China is currently in the midst of what might be called a triple bubble - in credit, investment, and real estate. As a result, Credit Suisse Global Markets equity analysts are watching three indicators that they feel would significantly increase the likelihood of a hard landing: property prices dropping more than 15 percent, the financial system's loan-to-deposit ratio rising above 100 percent, or an acceleration of capital flight. None of these are the bank's base-case scenario, however. Instead, Credit Suisse analysts expect the government to try to keep those bubbles at least partly inflated by initiating additional stimulus measures, such as cuts in taxes, interest rates, and reserve requirements for banks,

So what's a nervous investor to do? Here's what they shouldn't do: invest in the heavy industry that drove China's growth in recent years. As the Chinese economy continues its transformation to a consumption-driven model, investment as a share of GDP is expected to drop from 44 percent to 35 percent over the next 10 years. As such, Credit Suisse cautions against investments in capital-intensive industries such as heavy equipment, carbon steel, and bulk chemicals.

Instead, the bank's analysts suggest that investors focus on the country's fast-growing, consumer-oriented businesses. Internet giants such as Alibaba, Baidu, Naspers, Tencent, and Vipshop will benefit from a significant expansion of 4G wireless service that has brought faster mobile Internet service to more than 250 million users. While online retail sales currently account for just 10 percent of the Chinese total, Credit Suisse analysts believe that online retailers - as well as companies offering web-based education and banking services - will ultimately achieve greater penetration in China than they have in developed markets, some of which are already seeing 15 percent penetration.

As the past month has shown, what happens in China doesn't stay in China. But that dependence runs two ways, and savvy investors can also find attractive China-related plays outside the country that are in a position to benefit if the Chinese economy stabilizes. Japanese companies, in particular, are in a prime position to benefit in the event that it does, as they have both high economic exposure to China and the highest operational leverage (fixed costs as a percentage of total costs) in the world, making them particularly sensitive to economic upswings of any sort. Adding to Japan's allure: Its equities market is the cheapest in the world, with 60 percent of companies trading below replacement value.

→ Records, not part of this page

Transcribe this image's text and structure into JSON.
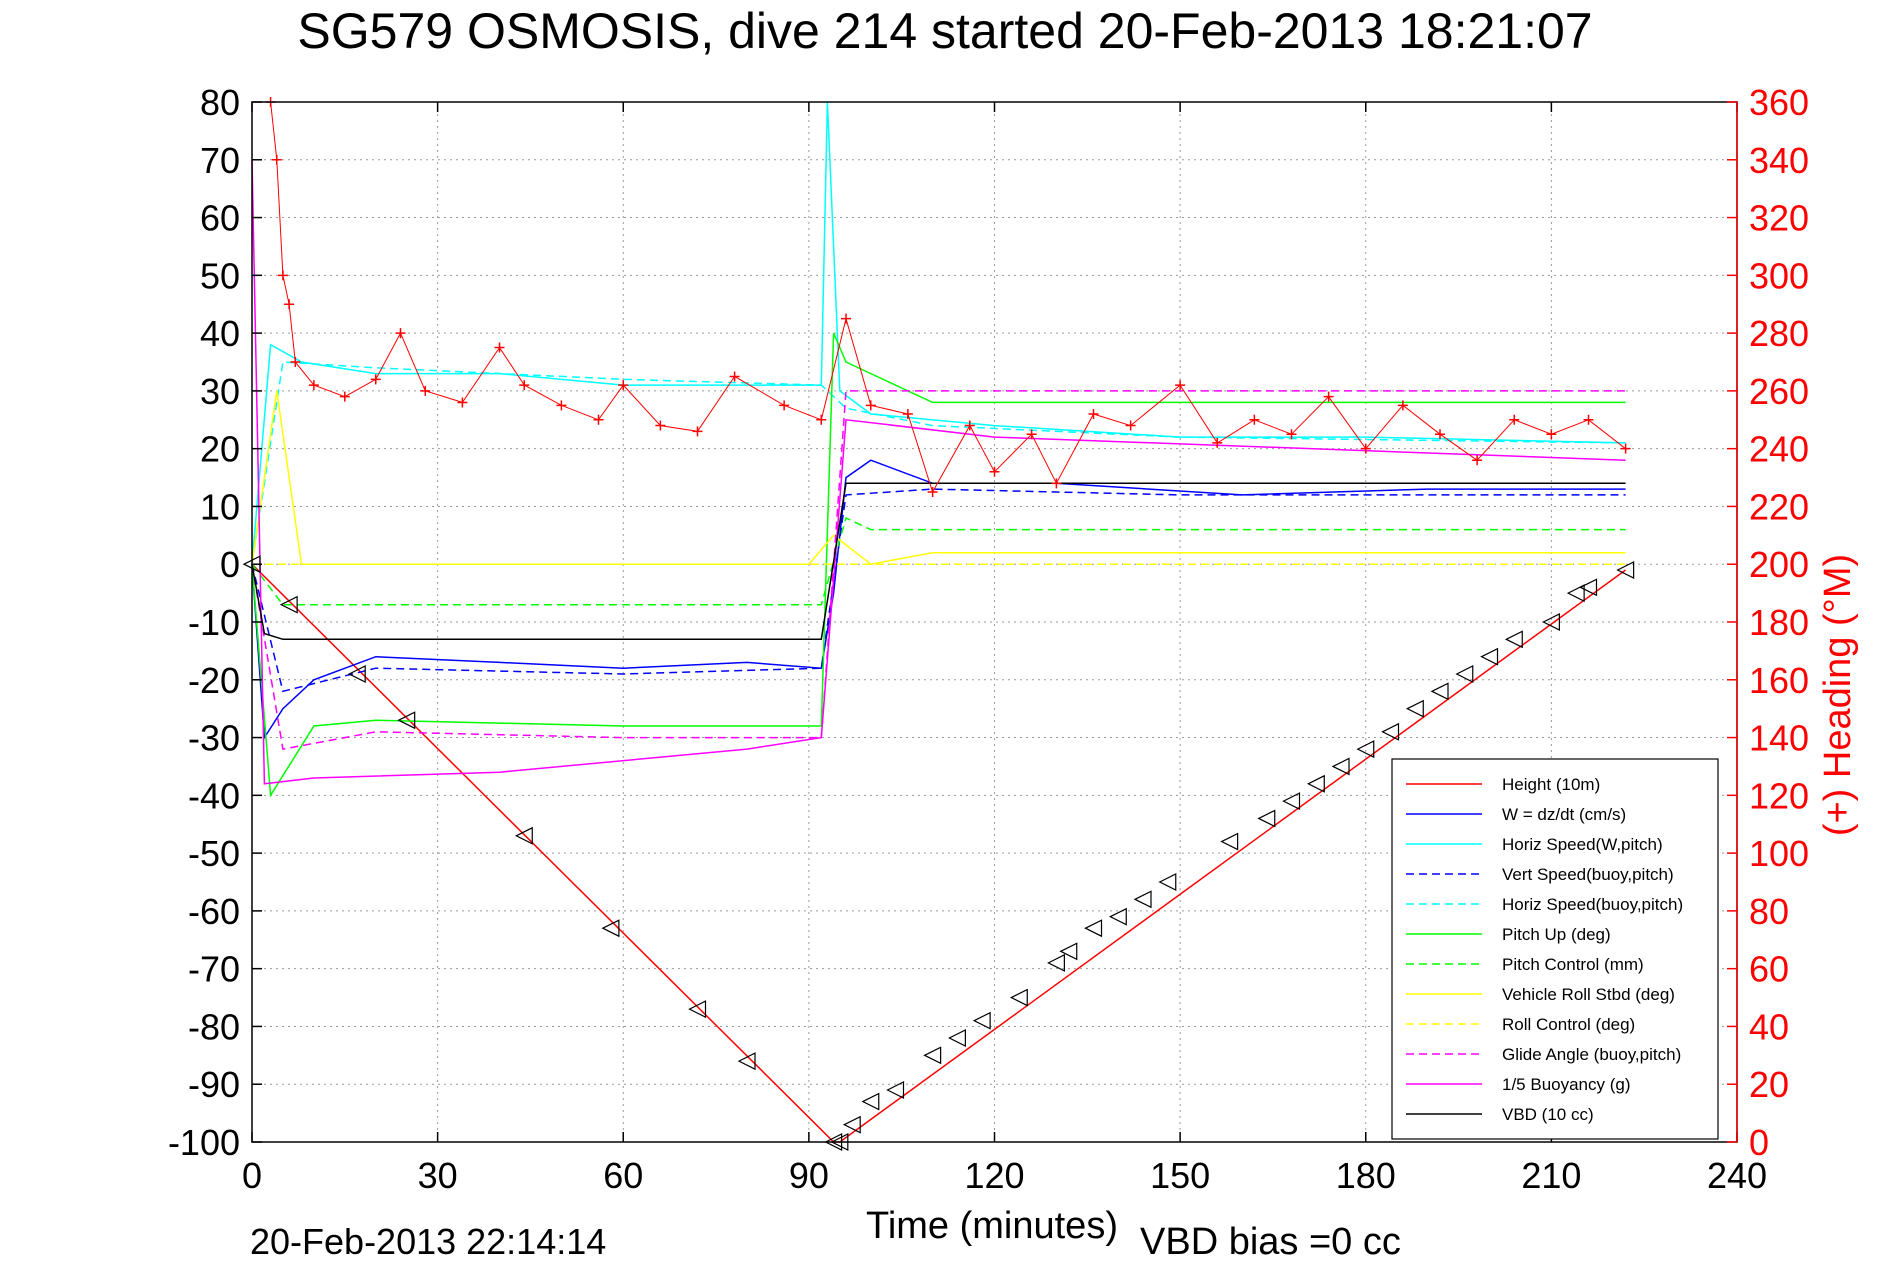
{
  "chart_data": {
    "type": "line",
    "title": "SG579 OSMOSIS, dive 214 started 20-Feb-2013 18:21:07",
    "xlabel": "Time (minutes)",
    "ylabel_right": "(+) Heading (°M)",
    "timestamp": "20-Feb-2013 22:14:14",
    "vbd_bias": "VBD bias =0 cc",
    "xlim": [
      0,
      240
    ],
    "ylim_left": [
      -100,
      80
    ],
    "ylim_right": [
      0,
      360
    ],
    "xticks": [
      "0",
      "30",
      "60",
      "90",
      "120",
      "150",
      "180",
      "210",
      "240"
    ],
    "yticks_left": [
      "80",
      "70",
      "60",
      "50",
      "40",
      "30",
      "20",
      "10",
      "0",
      "-10",
      "-20",
      "-30",
      "-40",
      "-50",
      "-60",
      "-70",
      "-80",
      "-90",
      "-100"
    ],
    "yticks_right": [
      "360",
      "340",
      "320",
      "300",
      "280",
      "260",
      "240",
      "220",
      "200",
      "180",
      "160",
      "140",
      "120",
      "100",
      "80",
      "60",
      "40",
      "20",
      "0"
    ],
    "grid": true,
    "legend_position": "bottom-right",
    "colors": {
      "red": "#ff0000",
      "blue": "#0000ff",
      "cyan": "#00ffff",
      "green": "#00ff00",
      "yellow": "#ffff00",
      "magenta": "#ff00ff",
      "black": "#000000"
    },
    "series": [
      {
        "name": "Height (10m)",
        "color": "#ff0000",
        "style": "solid",
        "x": [
          0,
          94,
          95,
          222
        ],
        "y": [
          0,
          -100,
          -100,
          -1
        ]
      },
      {
        "name": "W = dz/dt (cm/s)",
        "color": "#0000ff",
        "style": "solid",
        "x": [
          0,
          2,
          5,
          10,
          20,
          40,
          60,
          80,
          92,
          94,
          96,
          100,
          110,
          130,
          160,
          190,
          222
        ],
        "y": [
          0,
          -30,
          -25,
          -20,
          -16,
          -17,
          -18,
          -17,
          -18,
          -5,
          15,
          18,
          14,
          14,
          12,
          13,
          13
        ]
      },
      {
        "name": "Horiz Speed(W,pitch)",
        "color": "#00ffff",
        "style": "solid",
        "x": [
          0,
          3,
          8,
          20,
          40,
          60,
          80,
          92,
          93,
          95,
          100,
          120,
          150,
          180,
          222
        ],
        "y": [
          0,
          38,
          35,
          33,
          33,
          31,
          31,
          31,
          80,
          30,
          26,
          24,
          22,
          22,
          21
        ]
      },
      {
        "name": "Vert Speed(buoy,pitch)",
        "color": "#0000ff",
        "style": "dashed",
        "x": [
          0,
          5,
          20,
          60,
          92,
          96,
          110,
          150,
          222
        ],
        "y": [
          0,
          -22,
          -18,
          -19,
          -18,
          12,
          13,
          12,
          12
        ]
      },
      {
        "name": "Horiz Speed(buoy,pitch)",
        "color": "#00ffff",
        "style": "dashed",
        "x": [
          0,
          5,
          20,
          60,
          92,
          96,
          110,
          150,
          222
        ],
        "y": [
          0,
          35,
          34,
          32,
          31,
          27,
          24,
          22,
          21
        ]
      },
      {
        "name": "Pitch Up (deg)",
        "color": "#00ff00",
        "style": "solid",
        "x": [
          0,
          3,
          10,
          20,
          60,
          92,
          94,
          96,
          110,
          150,
          222
        ],
        "y": [
          0,
          -40,
          -28,
          -27,
          -28,
          -28,
          40,
          35,
          28,
          28,
          28
        ]
      },
      {
        "name": "Pitch Control (mm)",
        "color": "#00ff00",
        "style": "dashed",
        "x": [
          0,
          5,
          92,
          96,
          100,
          222
        ],
        "y": [
          0,
          -7,
          -7,
          8,
          6,
          6
        ]
      },
      {
        "name": "Vehicle Roll Stbd (deg)",
        "color": "#ffff00",
        "style": "solid",
        "x": [
          0,
          4,
          8,
          20,
          60,
          90,
          94,
          100,
          110,
          150,
          222
        ],
        "y": [
          0,
          30,
          0,
          0,
          0,
          0,
          5,
          0,
          2,
          2,
          2
        ]
      },
      {
        "name": "Roll Control (deg)",
        "color": "#ffff00",
        "style": "dashed",
        "x": [
          0,
          222
        ],
        "y": [
          0,
          0
        ]
      },
      {
        "name": "Glide Angle (buoy,pitch)",
        "color": "#ff00ff",
        "style": "dashed",
        "x": [
          0,
          5,
          20,
          60,
          92,
          96,
          110,
          222
        ],
        "y": [
          0,
          -32,
          -29,
          -30,
          -30,
          30,
          30,
          30
        ]
      },
      {
        "name": "1/5 Buoyancy (g)",
        "color": "#ff00ff",
        "style": "solid",
        "x": [
          0,
          2,
          10,
          40,
          80,
          92,
          96,
          120,
          222
        ],
        "y": [
          70,
          -38,
          -37,
          -36,
          -32,
          -30,
          25,
          22,
          18
        ]
      },
      {
        "name": "VBD (10 cc)",
        "color": "#000000",
        "style": "solid",
        "x": [
          0,
          2,
          5,
          92,
          96,
          222
        ],
        "y": [
          0,
          -12,
          -13,
          -13,
          14,
          14
        ]
      }
    ],
    "heading_series": {
      "name": "(+) Heading",
      "color": "#ff0000",
      "x": [
        3,
        4,
        5,
        6,
        7,
        10,
        15,
        20,
        24,
        28,
        34,
        40,
        44,
        50,
        56,
        60,
        66,
        72,
        78,
        86,
        92,
        96,
        100,
        106,
        110,
        116,
        120,
        126,
        130,
        136,
        142,
        150,
        156,
        162,
        168,
        174,
        180,
        186,
        192,
        198,
        204,
        210,
        216,
        222
      ],
      "y": [
        360,
        340,
        300,
        290,
        270,
        262,
        258,
        264,
        280,
        260,
        256,
        275,
        262,
        255,
        250,
        262,
        248,
        246,
        265,
        255,
        250,
        285,
        255,
        252,
        225,
        248,
        232,
        245,
        228,
        252,
        248,
        262,
        242,
        250,
        245,
        258,
        240,
        255,
        245,
        236,
        250,
        245,
        250,
        240
      ]
    },
    "markers": {
      "symbol": "triangle",
      "x": [
        0,
        6,
        17,
        25,
        44,
        58,
        72,
        80,
        94,
        95,
        97,
        100,
        104,
        110,
        114,
        118,
        124,
        130,
        132,
        136,
        140,
        144,
        148,
        158,
        164,
        168,
        172,
        176,
        180,
        184,
        188,
        192,
        196,
        200,
        204,
        210,
        214,
        216,
        222
      ],
      "y": [
        0,
        -7,
        -19,
        -27,
        -47,
        -63,
        -77,
        -86,
        -100,
        -100,
        -97,
        -93,
        -91,
        -85,
        -82,
        -79,
        -75,
        -69,
        -67,
        -63,
        -61,
        -58,
        -55,
        -48,
        -44,
        -41,
        -38,
        -35,
        -32,
        -29,
        -25,
        -22,
        -19,
        -16,
        -13,
        -10,
        -5,
        -4,
        -1
      ]
    }
  }
}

European auto parts makers are another way to tap the benefits of Chinese consumer spending without having to buy Chinese companies themselves. There is no sign of a slowdown in demand for cars from China's growing middle class, and cars will need to have more efficient parts in order to meet China's ambitious carbon emissions reduction goals. This bodes well for European auto parts makers, which typically earn between 15 and 20 percent of their revenue from China.

Foreign automakers that sell into China aren't quite as compelling. A new policy under discussion would relax restrictions on auto dealers, allowing them to sell vehicles from multiple car manufacturers, with the likely effect of reducing foreign automakers' leverage over dealerships. In addition, the quality of China's cars has improved markedly in the last decade, and the domestic market is increasingly competitive. Beyond automobiles, the growing list of industries in which Western companies face a growing threat from Chinese ones-both in China and elsewhere-includes power transmission and distribution, rail, bearings, automation, solar, steel, and chemicals.

Luxury goods companies with major brand recognition don't yet have to worry about domestic competition in China, but the slowing economy isn't doing them any favors either. Leading indicators of luxury spending, such as casino revenue growth in Macau and new orders for Swiss watches, are weak. Make that four bubbles: the Chinese market currently accounts for 30 percent of European luxury goods sales, as its people currently spend twice as much (as a percentage of household wealth) on luxury goods as the Japanese and ten times what Europeans do, a level that is likely unsustainable over the long-term.